Itu berarti lembur. Ketegangan. Tekanan. Namun Althea sudah terbakar pada tempatnya. Seperti burung Phoenix. Dalam senyap, dia menari di tengah api.
♾️
Ruang kerja lantai delapan terasa lebih hiruk hari itu. Suara langkah kaki, derit kursi, denting alat desain, dan suara lembut printer 3D yang terus bekerja memenuhi udara. Semua anggota tim Phoenix berkutat dengan mock-up desain — wajah mereka serius, ekspresi penuh tekanan tapi fokus. Althea sedang menyempurnakan detail ornamen mikro pada prototipe cincin ketika intercom di meja Velda berbunyi.
"Seluruh tim Phoenix ke ruang rapat utama. Segera." – Aleron Rafael Moonstone.
Seketika semua terdiam. Velda menatap Althea, Clive meraih tablet dan berkasnya, Yuna langsung mematikan simulasi desain, dan Marco menghela napas panjang.
“Kalau sampai dia ngamuk, gue resign,” gumamnya bercanda tapi dengan wajah tegang.
“Bawa semua file desain,” kata Clive cepat.
Beberapa menit kemudian, kelima orang itu sudah duduk di ruang rapat. Aleron berdiri di depan mereka, jasnya rapi, ekspresinya... kosong.
Tanpa pembukaan basa-basi, Al membuka suara. “Pameran investor Minggu depan... dicancel.”
Ruangan mendadak sunyi. Detik berikutnya — “Apa?” “Serius?”
“Kenapa, Pak?” “Jadi mock-up ini... sia-sia?”
Aleron menatap mereka. “Salah satu investor utama mendadak harus menghadiri acara penting di Swiss. Mereka tidak bisa hadir ke Jakarta minggu depan.”
Velda memukul pelan meja. “Kita butuh feedback dari mereka sebelum presentasi publik. Kalau tidak, proses revisi bisa kacau.”

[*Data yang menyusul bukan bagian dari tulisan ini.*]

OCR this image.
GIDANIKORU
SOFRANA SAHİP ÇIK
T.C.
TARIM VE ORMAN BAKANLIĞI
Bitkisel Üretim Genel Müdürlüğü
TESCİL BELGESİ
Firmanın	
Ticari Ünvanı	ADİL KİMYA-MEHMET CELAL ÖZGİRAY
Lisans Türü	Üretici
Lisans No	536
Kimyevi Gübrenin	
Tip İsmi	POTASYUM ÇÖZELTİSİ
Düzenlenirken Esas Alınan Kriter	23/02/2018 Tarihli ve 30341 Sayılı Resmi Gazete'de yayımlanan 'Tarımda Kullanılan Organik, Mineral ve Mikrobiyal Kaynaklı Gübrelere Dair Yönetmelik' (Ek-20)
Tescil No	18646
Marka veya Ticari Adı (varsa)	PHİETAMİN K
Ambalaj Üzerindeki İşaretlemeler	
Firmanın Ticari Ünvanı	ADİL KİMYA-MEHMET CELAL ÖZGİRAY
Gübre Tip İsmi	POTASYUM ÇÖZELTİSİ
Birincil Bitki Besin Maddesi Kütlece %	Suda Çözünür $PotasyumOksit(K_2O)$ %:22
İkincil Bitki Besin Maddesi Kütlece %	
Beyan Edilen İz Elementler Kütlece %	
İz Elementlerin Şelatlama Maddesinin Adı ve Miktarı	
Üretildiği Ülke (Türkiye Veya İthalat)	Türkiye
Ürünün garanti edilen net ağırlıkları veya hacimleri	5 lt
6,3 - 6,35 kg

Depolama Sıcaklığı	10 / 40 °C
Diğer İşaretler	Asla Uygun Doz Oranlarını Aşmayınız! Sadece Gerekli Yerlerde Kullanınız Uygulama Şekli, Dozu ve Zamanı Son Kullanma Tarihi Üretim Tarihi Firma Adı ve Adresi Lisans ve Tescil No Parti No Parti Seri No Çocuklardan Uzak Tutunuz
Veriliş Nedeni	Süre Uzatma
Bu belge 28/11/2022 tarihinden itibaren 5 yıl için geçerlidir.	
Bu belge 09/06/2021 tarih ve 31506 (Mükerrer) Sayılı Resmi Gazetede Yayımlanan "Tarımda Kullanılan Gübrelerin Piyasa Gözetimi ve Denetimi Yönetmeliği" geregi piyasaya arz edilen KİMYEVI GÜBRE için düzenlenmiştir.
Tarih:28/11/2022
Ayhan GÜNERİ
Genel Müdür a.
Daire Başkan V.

Marco berseru, “Ini acara pertama yang bisa membuka jalan kita ke pasar global, dan kita kehilangan momen itu?”
Clive mendengus. “Typical korporat. Nunda seenaknya. Kita bukan dewa yang bisa ngubah desain dalam semalam.”
Semua suara bercampur. Perdebatan meningkat. Althea hanya diam, menyimak.
Lalu, nada dering ponsel Aleron memotong semuanya. Di layar: "Mr. Legard – Private Investor"
Dia mengangkat. “Legard.” Para anggota tim langsung menunduk, diam, memasang telinga. Percakapan berlangsung dalam bahasa Inggris, suara Al tenang tapi tajam.
"Yes, sir. We've informed the team about the cancellation..."
"...Understandable. Family always comes first..."
"...Wait—present Phoenix in Switzerland? You want it to be the centerpiece?"
"...For your golden anniversary? Next month?"
"...Yes, I’ll make the arrangement. Two delegates. Myself and our head designer."
"...No, sir. It’s an honor."
Saat Aleron menutup panggilan, suasana ruangan berubah total.
“Dia... ingin Phoenix dipresentasikan di Swiss?” bisik Arga. Aleron mengangguk.
“Phoenix akan dipamerkan pada perayaan ulang tahun pernikahan ke-50 pasangan Legrand. Salah satu pemilik jaringan butik perhiasan di Eropa.”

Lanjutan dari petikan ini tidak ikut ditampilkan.